# Suggest Headphones for 2k



## CarlonSamuels (Jun 7, 2012)

Use-Gaming+listening to music
Budget-1k-2.5k max


----------



## gulati.ishank (Jun 7, 2012)

If you are looking for Headphones, you can buy
Hd202, Audio technica M20
For portable headphones
PX100 , AKG K403
For IEMs best choices will be
Soundmagic E30, E10, Brainwavz M1, Pro alfa


----------



## GhorMaanas (Jun 7, 2012)

very short OP....anyway:

Ozone Products | XTREME GRAFIX | Where Indian Gaming Is Rendered (ozone spark / attack)

Corsair HS1A Gaming Headset


----------



## CarlonSamuels (Jun 7, 2012)

What about the Ozone Attack


----------



## GhorMaanas (Jun 8, 2012)

CarlonSamuels said:


> What about the Ozone Attack



a more-than-decent headset for gaming. has plentiful of bass (that means gratifying explosion effects in games ). don't expect it to excel at music, though it performs decent enough in it. for gaming as a priority and at your budget, its well recommended. check out these reviews:

Ozone Attack Review #1

Ozone Attack Review #2


----------



## monixcute (Jun 8, 2012)

can yuou suggest which one is better between e10 and e30 as both of them are in near same budget..i do like some more bass but cant sacrifice details for that..so if anyone has auditioned both of them, what would you suggest?


----------



## CarlonSamuels (Jun 8, 2012)

thank you guys


----------



## gulati.ishank (Jun 9, 2012)

@moxicute ,check out these threads for E10 and E30.
I am using E30 currently and for me isolation is sufficient.From what i have heard E10 have better bass and isolation ,and E30 is more detailed and comfortable.
*www.thinkdigit.com/forum/audio/154844-klipsch-image-s3-vs-senn-cx270-vs-brainwavz-m2.html
Random IEM / Headphone Rants - Page 48


----------



## GhorMaanas (Jun 9, 2012)

CarlonSamuels said:


> thank you guys



you are welcome!
let us know what you purchased later on.


----------



## CarlonSamuels (Jun 9, 2012)

Yes i am going with the Ozone Attack.I'll post pictures soon.

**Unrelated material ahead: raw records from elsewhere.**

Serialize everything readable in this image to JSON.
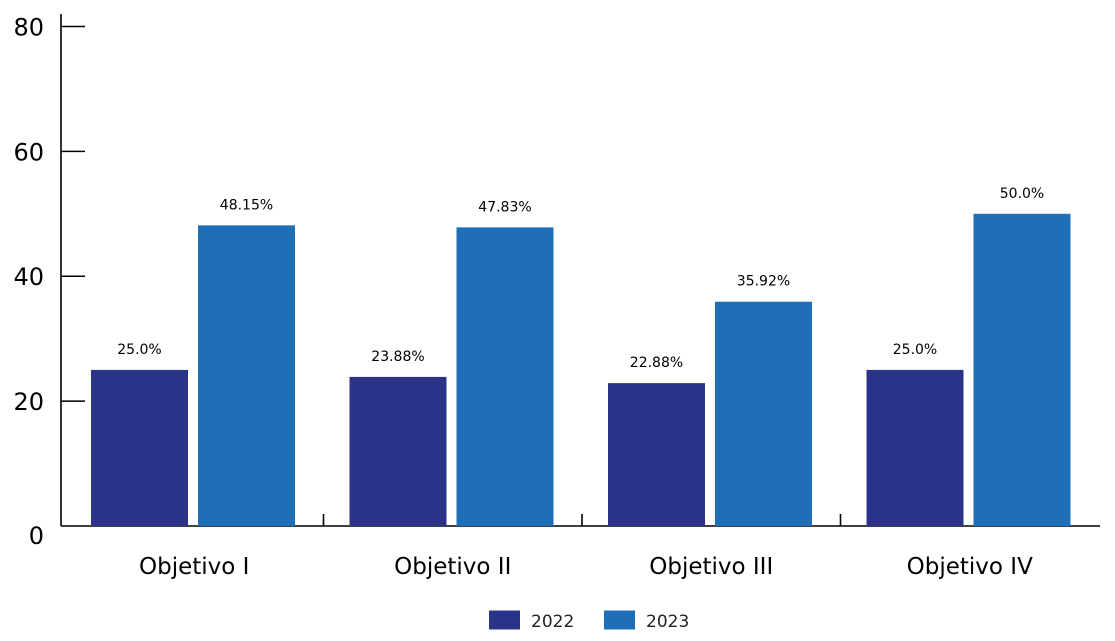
{
  "chart_data": {
    "type": "bar",
    "title": "",
    "xlabel": "",
    "ylabel": "",
    "categories": [
      "Objetivo I",
      "Objetivo II",
      "Objetivo III",
      "Objetivo IV"
    ],
    "series": [
      {
        "name": "2022",
        "color": "#2b3388",
        "values": [
          25.0,
          23.88,
          22.88,
          25.0
        ],
        "labels": [
          "25.0%",
          "23.88%",
          "22.88%",
          "25.0%"
        ]
      },
      {
        "name": "2023",
        "color": "#1f6fb8",
        "values": [
          48.15,
          47.83,
          35.92,
          50.0
        ],
        "labels": [
          "48.15%",
          "47.83%",
          "35.92%",
          "50.0%"
        ]
      }
    ],
    "ylim": [
      0,
      82
    ],
    "yticks": [
      0,
      20,
      40,
      60,
      80
    ],
    "ytick_labels": [
      "0",
      "20",
      "40",
      "60",
      "80"
    ],
    "grid": false,
    "legend_position": "bottom-center"
  }
}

Mods please close this thread.


----------



## monixcute (Jun 11, 2012)

thanks for ur reply ishank...i will be using it with sandisk clip zip..will purchase one soon...


----------



## sujayraj (Jun 14, 2012)

Hi, I was planing to purchase a new pair of earphones. Just confused with so many brands and peoples review. I've sort listed some brands and models. Please tell me which gives Good Bass, Soft and Sparkling Treble, Good Mid Range and good Reliability (at least for one year)?

Sony 			- 	MDR-XB21EX/B
JBL			-	Tempo
SoundMAGIC 	-	PL30
Creative		-	EP-630
Denon		-	AHC - 260
Sennheiser		-	CX 180
Skullcandy		-	Black - Riot / Smoking Buds
Brainwavz		-	Pro Alpha


----------